Currently, the future is starting to share frightening similarities with 2009. This coming June, after a beautiful 4 years in a beautiful state, I will once again be packing up my belongings and heading off to the (great?) state of Michigan for fellowship. And if moving across the country several times has taught me anything, it has taught me that I am far happier when I am not toting crap with me. So, since I am a super-senior resident who no longer works or takes call on the weekends, I decided it was high time to examine the state of my basement.
But first, I strapped on these...
Then, I looked around the stacks of boxes in the basement (no pictures of that attached, because it's pretty embarrassing) that had never been opened in the 3 years I've been here in VT and decided that it was high time to start the cleansing process.
Lemme tell ya what - I am amazed at all the junk that got hauled across the country. Some of this stuff is legit (blankets, extra pillows) but a lot of it is not (like the non-functional cordless telephone that wouldn't work anyway because I don't have a landline). Some of it was sentimental stuff that I knew I'd kept around but just couldn't find (pictures from college) and some of it was sentimental once-upon-a-time stuff that I had no idea that I'd kept or even why I'd kept it (like a packet of letters from an old boyfriend during his tenure in bootcamp in 2003 found stuffed into a nondescript manila file folder). There were monthly statements from the Southern California Edison electric company from 2008 and bank statements from the La Loma Credit Union from 2006 that I'd never gotten around to shredding. There were receipts and pool cleaning advertisements...and...like I said - there was a lot of crap. In that moment, every episode of "Hoarders" that I've ever watched flashed before my eyes and I decided it was time to take charge and tackle a few of the bins. Turns out, the ones that I peeked into all dealt with medical school (not a shocker since my 20's have essentially been eaten up by the medical profession).
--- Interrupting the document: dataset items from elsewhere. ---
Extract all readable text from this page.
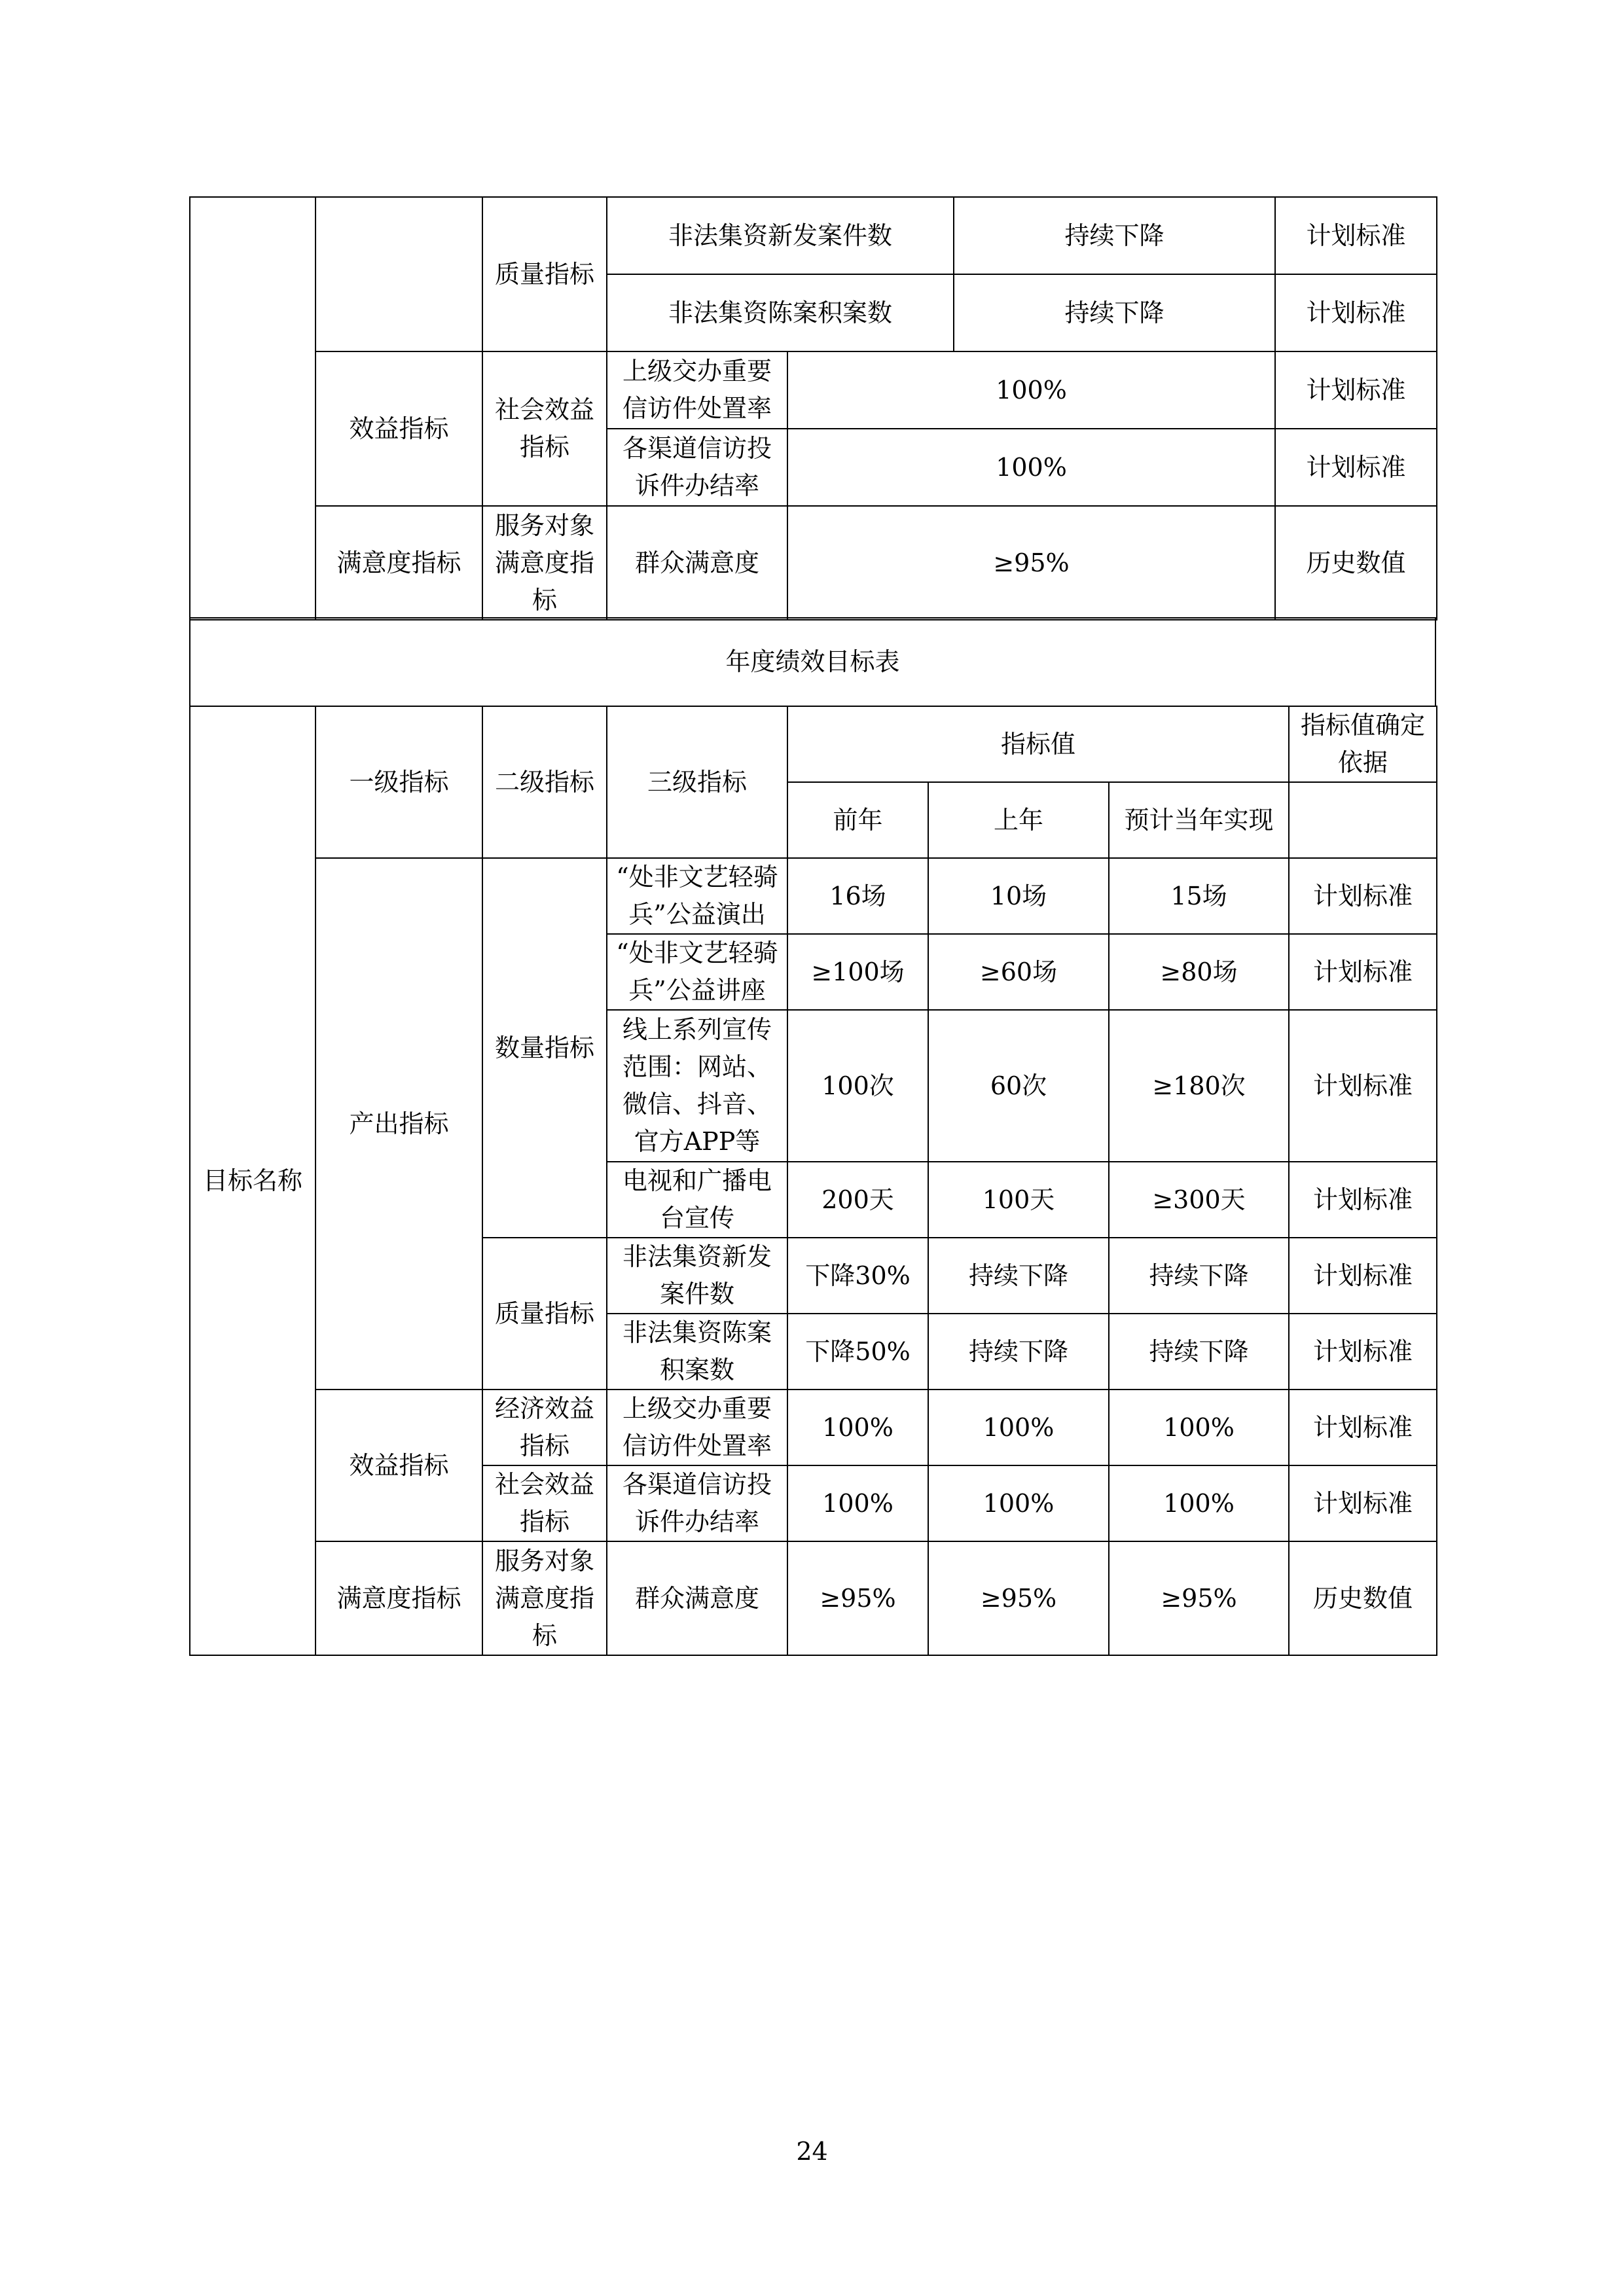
		质量指标	非法集资新发案件数		持续下降	计划标准
			非法集资陈案积案数		持续下降	计划标准
	效益指标	社会效益指标	上级交办重要信访件处置率	100%		计划标准
			各渠道信访投诉件办结率	100%		计划标准
	满意度指标	服务对象满意度指标	群众满意度	≥95%		历史数值
年度绩效目标表
目标名称	一级指标	二级指标	三级指标	指标值			指标值确定依据
				前年	上年	预计当年实现	
	产出指标	数量指标	“处非文艺轻骑兵”公益演出	16场	10场	15场	计划标准
			“处非文艺轻骑兵”公益讲座	≥100场	≥60场	≥80场	计划标准
			线上系列宣传范围：网站、微信、抖音、官方APP等	100次	60次	≥180次	计划标准
			电视和广播电台宣传	200天	100天	≥300天	计划标准
		质量指标	非法集资新发案件数	下降30%	持续下降	持续下降	计划标准
			非法集资陈案积案数	下降50%	持续下降	持续下降	计划标准
	效益指标	经济效益指标	上级交办重要信访件处置率	100%	100%	100%	计划标准
		社会效益指标	各渠道信访投诉件办结率	100%	100%	100%	计划标准
	满意度指标	服务对象满意度指标	群众满意度	≥95%	≥95%	≥95%	历史数值
24
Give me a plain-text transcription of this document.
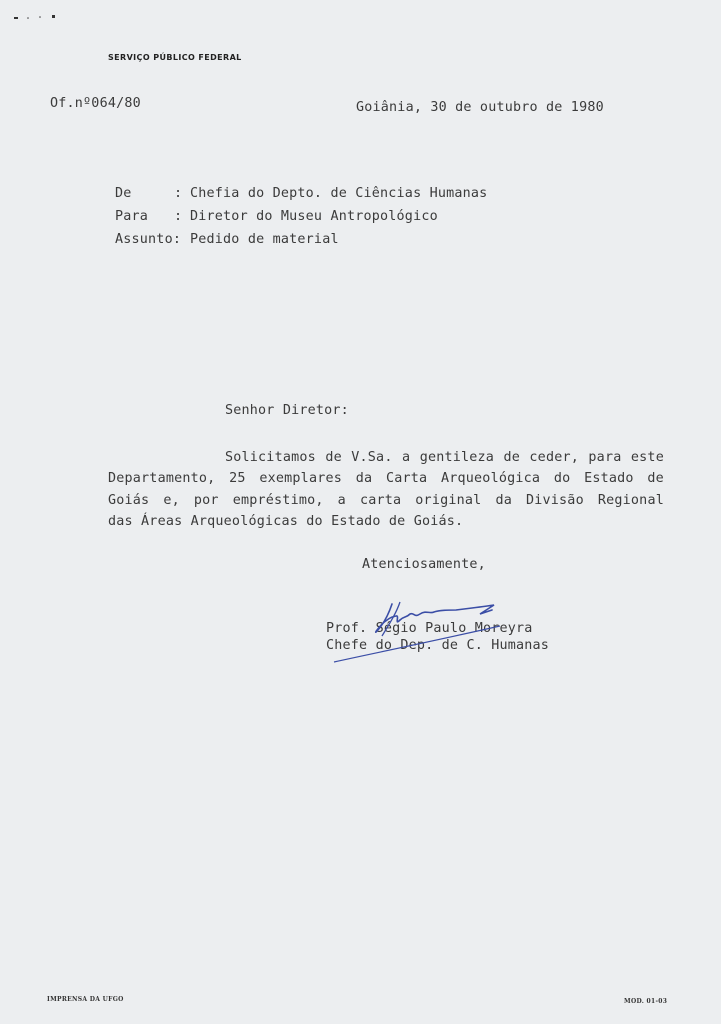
SERVIÇO PÚBLICO FEDERAL
Of.nº064/80	Goiânia, 30 de outubro de 1980
De	: Chefia do Depto. de Ciências Humanas
Para : Diretor do Museu Antropológico
Assunto: Pedido de material
Senhor Diretor:
Solicitamos de V.Sa. a gentileza de ceder, para este
Departamento, 25 exemplares da Carta Arqueológica do Estado de
Goiás e, por empréstimo, a carta original da Divisão Regional
das Áreas Arqueológicas do Estado de Goiás.
Atenciosamente,
Prof. Ségio Paulo Moreyra
Chefe do Dep. de C. Humanas
IMPRENSA DA UFGO	MOD. 01-03
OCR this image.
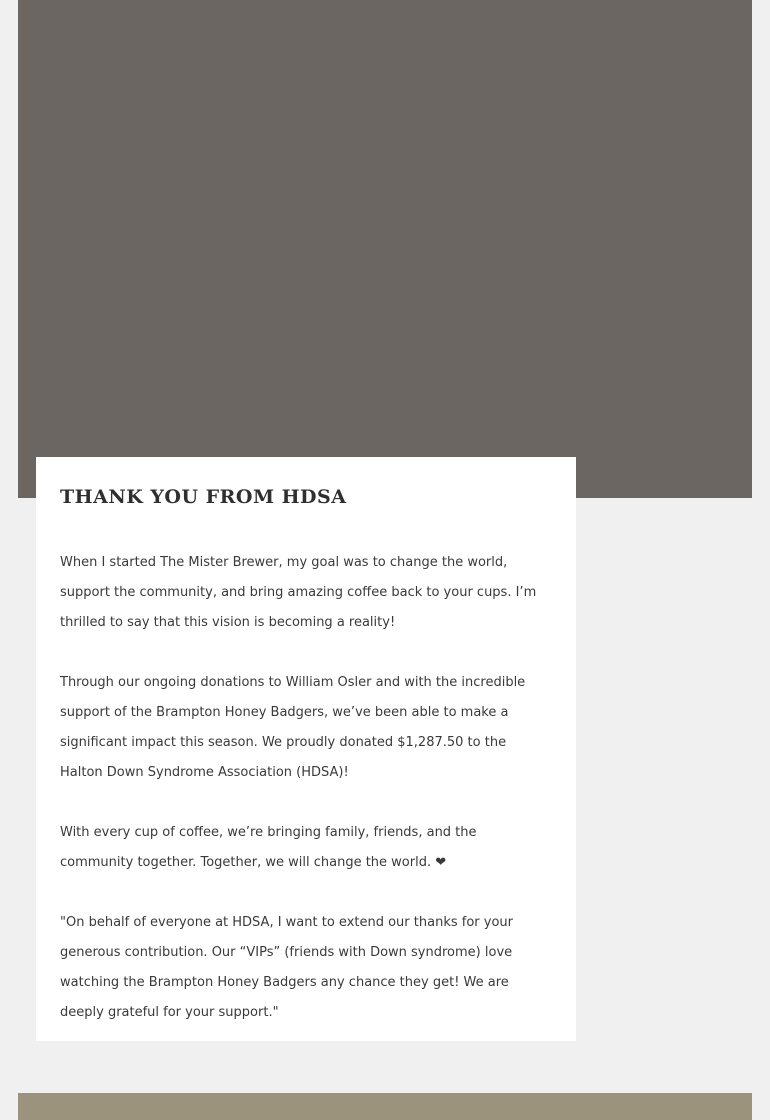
THANK YOU FROM HDSA

When I started The Mister Brewer, my goal was to change the world, support the community, and bring amazing coffee back to your cups. I’m thrilled to say that this vision is becoming a reality!

Through our ongoing donations to William Osler and with the incredible support of the Brampton Honey Badgers, we’ve been able to make a significant impact this season. We proudly donated $1,287.50 to the Halton Down Syndrome Association (HDSA)!

With every cup of coffee, we’re bringing family, friends, and the community together. Together, we will change the world. ❤

"On behalf of everyone at HDSA, I want to extend our thanks for your generous contribution. Our “VIPs” (friends with Down syndrome) love watching the Brampton Honey Badgers any chance they get! We are deeply grateful for your support."
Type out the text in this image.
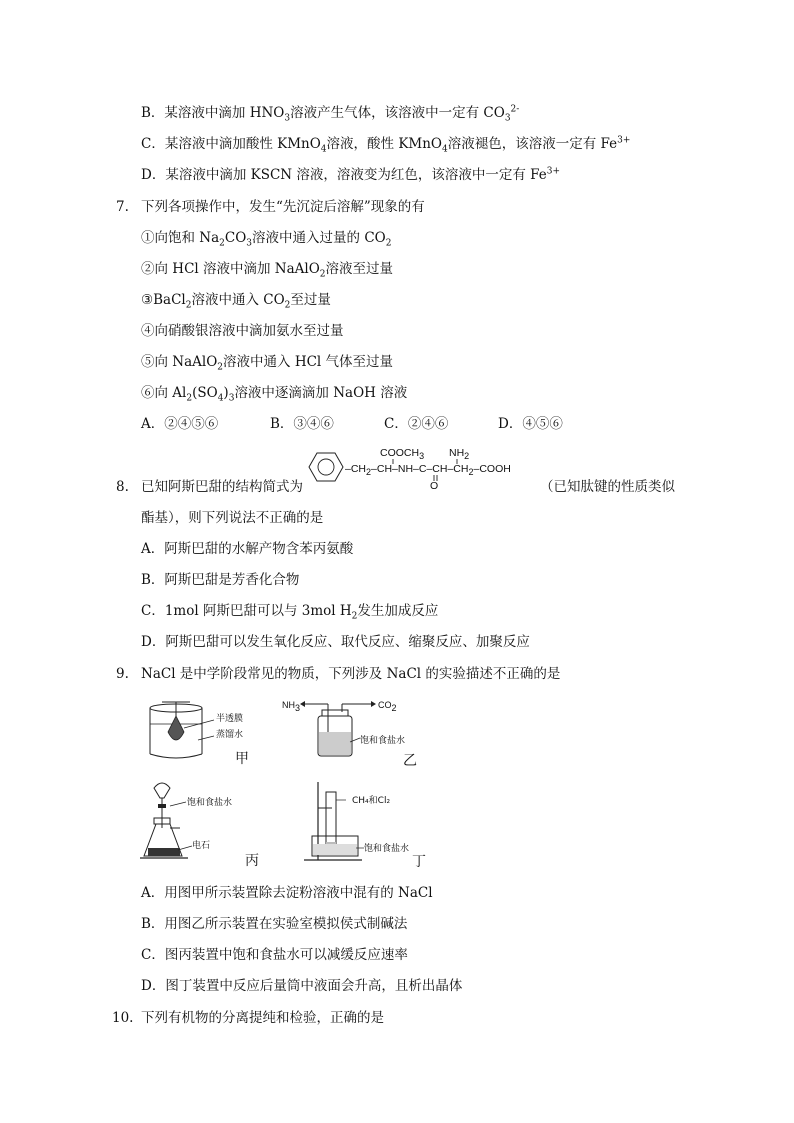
B．某溶液中滴加 $HNO_3$溶液产生气体，该溶液中一定有 $CO_3^{2-}$
C．某溶液中滴加酸性 KMnO$_4$溶液，酸性 KMnO$_4$溶液褪色，该溶液一定有 $Fe^{3+}$
D．某溶液中滴加 KSCN 溶液，溶液变为红色，该溶液中一定有 $Fe^{3+}$
7. 下列各项操作中，发生“先沉淀后溶解”现象的有
①向饱和 $Na_2CO_3$溶液中通入过量的 $CO_2$
②向 HCl 溶液中滴加 NaAlO$_2$溶液至过量
③BaCl$_2$溶液中通入 $CO_2$至过量
④向硝酸银溶液中滴加氨水至过量
⑤向 NaAlO$_2$溶液中通入 HCl 气体至过量
⑥向 $Al_2(SO_4)_3$溶液中逐滴滴加 NaOH 溶液
A．②④⑤⑥	B．③④⑥	C．②④⑥	D．④⑤⑥
8. 已知阿斯巴甜的结构简式为
$‒CH_2‒CH‒NH‒C‒CH‒CH_2‒COOH$
$COOCH_3$ $NH_2$
O	（已知肽键的性质类似
酯基），则下列说法不正确的是
A．阿斯巴甜的水解产物含苯丙氨酸
B．阿斯巴甜是芳香化合物
C．1mol 阿斯巴甜可以与 3mol $H_2$发生加成反应
D．阿斯巴甜可以发生氧化反应、取代反应、缩聚反应、加聚反应
9. NaCl 是中学阶段常见的物质，下列涉及 NaCl 的实验描述不正确的是
半透膜
蒸馏水
甲
$NH_3$	$CO_2$
饱和食盐水
乙
饱和食盐水
电石
丙
CH₄和Cl₂
饱和食盐水
丁
A．用图甲所示装置除去淀粉溶液中混有的 NaCl
B．用图乙所示装置在实验室模拟侯式制碱法
C．图丙装置中饱和食盐水可以减缓反应速率
D．图丁装置中反应后量筒中液面会升高，且析出晶体
10. 下列有机物的分离提纯和检验，正确的是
Like this stack of books. Once upon a time, I knew them all by heart. Now, I haven't used most of them in at least 6 years and I'll be damned if I'm taking them with me yet again.
...and this stack of papers, all of which represent some of the notes from the 1st and 2nd year of medical school. Surprisingly, this isn't even the entire set of notes - I'm sure the rest will crop up later in a box where they clearly do not belong thanks to my mad organizational skills.
I found good things...like my pricey, not-used-in-more-than-3-years medical instruments (minus my stethoscope, which I am sure is lost for permanent)
I found useless things...like a whole box full of the purple envelopes of nauseousness (grades that were passed out into student mailboxes after every exam). I kept them in case a score ever was in doubt or didn't get recorded, but since I graduated 3 years ago I'm pretty sure they can go.
I found bad things...like an empty bottle of antibiotic which I required when some snotty little child passed on a nasty bacterial pink-eye to me during pediatrics (which is also when I picked up honest to goodness pneumonia as well, but that's another story for another day).
And then I found just plain ugly and disgusting things...like the zippered plastic kit containing the instruments which I used to dissect cadavers during Gross Anatomy in the fall of 2005. (Please note: since I am a pathologist, it is almost impossible for me not to try and put items against a solid color background before a photo).
And then, I pitched most of these items into garbage bins (I'm still not entirely sure what to do about my dissecting kit although I am certain it does not need to accompany me on my Michigan adventures - and the voracious reader in me cries in horror at the thought of throwing away any kind of book...) I got tired of cleaning.
So if you know of anyone who might need a used dissection kit or medical books that are several editions out and fairly worn - let me know.